President Trump on Friday asserted he has the “legal right” to order Attorney General Bill Barr to do anything he wants in criminal cases handled by the Justice Department — a day after the nation’s top law enforcement officer criticized the commander-in-chief’s tweets.

“‘The President has never asked me to do anything in a criminal case.’ A.G. Barr,” the president said in a tweet, quoting what Barr told ABC News in an exclusive interview Thursday.

“This doesn’t mean that I do not have, as President, the legal right to do so, I do, but I have so far chosen not to!” Trump added.

In his rare rebuke of his boss, Barr said the president should stop tweeting about the Roger Stone case because his posts “make it impossible for me to do my job.”

“I think it’s time to stop the tweeting about Department of Justice criminal cases,” Barr said, adding that he has a problem “with some of the tweets.”

“As I said at my confirmation hearing, I think the essential role of the attorney general is to keep law enforcement, the criminal process sacrosanct to make sure there is no political interference in it. And I have done that and I will continue to do that,” he told the network’s chief justice correspondent, Pierre Thomas.

“And I’m happy to say that, in fact, the president has never asked me to do anything in a criminal case,” he said.

Barr added that he wouldn’t be pressured by anyone — even the president.
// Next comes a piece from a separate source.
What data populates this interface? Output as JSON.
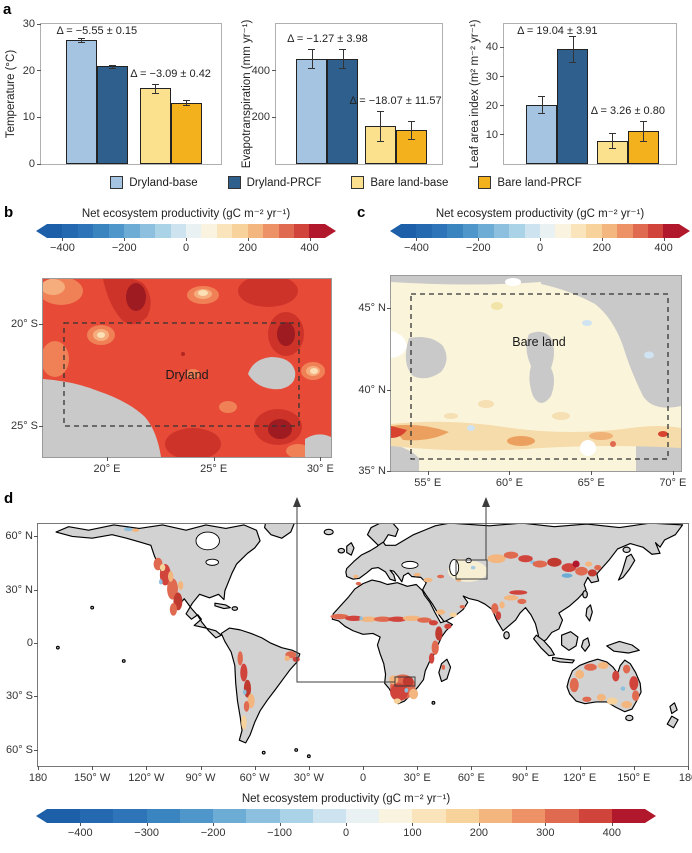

“I’m not going to be bullied or influenced by anybody … whether it’s Congress, a newspaper editorial board, or the president,” he said.

Trump this week thanked and praised Barr for overruling veteran prosecutors who had recommended that Stone — Trump’s longtime pal — serve between seven and nine years behind bars on his conviction for lying to Congress and other charges.

On Thursday, the White House said Trump “wasn’t bothered” by Barr’s criticism and that he still had “full faith” in the attorney general.